Hensch beantwortete in seinen Ausführungen auch Fragen, die ihm im Vorfeld von Aktionären häufig gestellt worden seien. Eine Frage war: Wieso sucht das Kongresshaus keine neuen Aktionäre? Die Aktiengesellschaft habe dazu ein Gutachten erstellen lassen. Dieses kam zum Schluss, dass mit diesen Strukturen und Lasten niemand bereit sei zu investieren. «Die Stadt würde nicht einspringen, wenn andere da wären.»
Gewinnschwelle in weiter Ferne
Eine andere oft gestellte Frage sei gewesen: Wieso schiesst die Stadt nur maximal 4,5 Mio. CHF ein? Die Stadt wolle nicht mehr als das absolute Minimum in ein privates Unternehmen einschiessen, sei hier die Antwort. Nach einem Betriebsunterbruch von über 4 Jahren ist die Kongresshaus AG überschuldet. Im vergangenen Jahr fiel ein Verlust von 5 Mio. CHF an. Nach der jüngsten Kapitalmassnahme verfügt das Unternehmen über 2,5 Mio.

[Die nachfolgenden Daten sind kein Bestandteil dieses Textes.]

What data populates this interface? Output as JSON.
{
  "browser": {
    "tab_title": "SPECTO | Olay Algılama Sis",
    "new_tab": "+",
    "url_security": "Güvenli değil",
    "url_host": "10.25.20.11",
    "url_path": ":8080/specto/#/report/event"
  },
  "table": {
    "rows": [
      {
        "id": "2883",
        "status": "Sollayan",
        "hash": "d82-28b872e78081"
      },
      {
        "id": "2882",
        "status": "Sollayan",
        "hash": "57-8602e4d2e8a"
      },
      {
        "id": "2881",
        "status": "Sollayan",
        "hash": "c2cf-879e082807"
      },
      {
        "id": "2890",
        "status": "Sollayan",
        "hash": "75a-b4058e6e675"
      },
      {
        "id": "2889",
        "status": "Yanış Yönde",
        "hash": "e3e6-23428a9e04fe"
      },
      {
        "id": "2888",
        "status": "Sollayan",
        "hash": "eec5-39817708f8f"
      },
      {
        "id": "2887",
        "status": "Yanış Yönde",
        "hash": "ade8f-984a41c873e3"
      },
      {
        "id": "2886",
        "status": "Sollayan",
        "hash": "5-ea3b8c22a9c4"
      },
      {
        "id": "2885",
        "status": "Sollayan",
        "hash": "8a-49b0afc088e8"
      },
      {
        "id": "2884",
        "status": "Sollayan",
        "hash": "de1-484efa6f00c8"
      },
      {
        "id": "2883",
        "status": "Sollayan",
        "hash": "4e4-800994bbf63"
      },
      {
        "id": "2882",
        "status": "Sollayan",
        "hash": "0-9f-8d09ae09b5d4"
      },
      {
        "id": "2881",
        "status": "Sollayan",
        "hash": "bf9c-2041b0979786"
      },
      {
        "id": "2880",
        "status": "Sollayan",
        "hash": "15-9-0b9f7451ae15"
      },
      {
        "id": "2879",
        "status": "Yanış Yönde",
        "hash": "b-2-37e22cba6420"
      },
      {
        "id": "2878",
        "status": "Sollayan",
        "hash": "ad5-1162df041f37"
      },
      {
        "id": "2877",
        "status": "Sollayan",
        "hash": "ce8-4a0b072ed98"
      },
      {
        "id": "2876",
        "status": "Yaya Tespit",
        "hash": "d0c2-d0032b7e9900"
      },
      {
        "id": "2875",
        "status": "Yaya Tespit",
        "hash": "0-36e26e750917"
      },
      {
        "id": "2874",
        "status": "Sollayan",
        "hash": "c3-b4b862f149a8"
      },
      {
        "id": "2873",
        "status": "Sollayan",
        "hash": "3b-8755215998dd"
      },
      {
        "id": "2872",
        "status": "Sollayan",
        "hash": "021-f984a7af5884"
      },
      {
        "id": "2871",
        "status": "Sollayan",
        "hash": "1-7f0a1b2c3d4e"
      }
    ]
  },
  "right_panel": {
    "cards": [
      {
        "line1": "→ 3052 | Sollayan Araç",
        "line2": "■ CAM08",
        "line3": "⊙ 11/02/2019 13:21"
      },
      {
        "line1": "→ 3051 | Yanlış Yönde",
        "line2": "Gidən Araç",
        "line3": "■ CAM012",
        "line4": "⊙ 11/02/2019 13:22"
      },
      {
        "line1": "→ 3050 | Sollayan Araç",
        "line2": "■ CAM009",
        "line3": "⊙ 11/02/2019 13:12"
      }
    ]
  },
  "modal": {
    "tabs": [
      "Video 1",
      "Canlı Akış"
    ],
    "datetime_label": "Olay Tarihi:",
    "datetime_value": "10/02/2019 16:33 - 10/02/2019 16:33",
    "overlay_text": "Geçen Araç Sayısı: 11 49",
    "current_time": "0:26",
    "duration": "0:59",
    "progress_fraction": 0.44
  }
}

CHF an liquiden Mitteln. Der nächste Liquiditätsengpass könnte damit schon bald auftauchen.
Zwar malte Büchel vor dem GV-Publikum ein optimistisches Bild über den Geschäftsgang: «Seit Mai dieses Jahres brummt das Geschäft.» Wegen zahlreicher langjähriger Buchungen von Grosskunden sei der Buchungsstand des Kongresshauses für 2023 bereits 76% und für das Jahr darauf 40%.
Im persönlichen Gespräch ist der CEO dann pragmatischer und weniger optimistisch. Er rechnet für das Jahr 2024 mit einem „positiven Ergebnis“. Die Gesellschaft müsse unter anderem auch noch einen Corona-Kredit zurückzahlen. Die Stadt wolle auch kein langfristiger Besitzer sein und früher oder später wieder aussteigen. Zudem sei das bisherige Mietmodell mit einem Fixbetrag und einem Anteil am Umsatz das falsche gewesen. Das wird nun geändert. Die Stadt erhöht zudem den Betriebsbeitrag. Dies wurde befristet bis 2028 genehmigt.
Damit ist eine Problemzone zwischenzeitlich gelöst, zahlreiche andere bleiben. Die Zukunft des Kongresshauses und damit auch die Kursentwicklung der ausserbörslich gehandelten Aktie ist höchst ungewiss.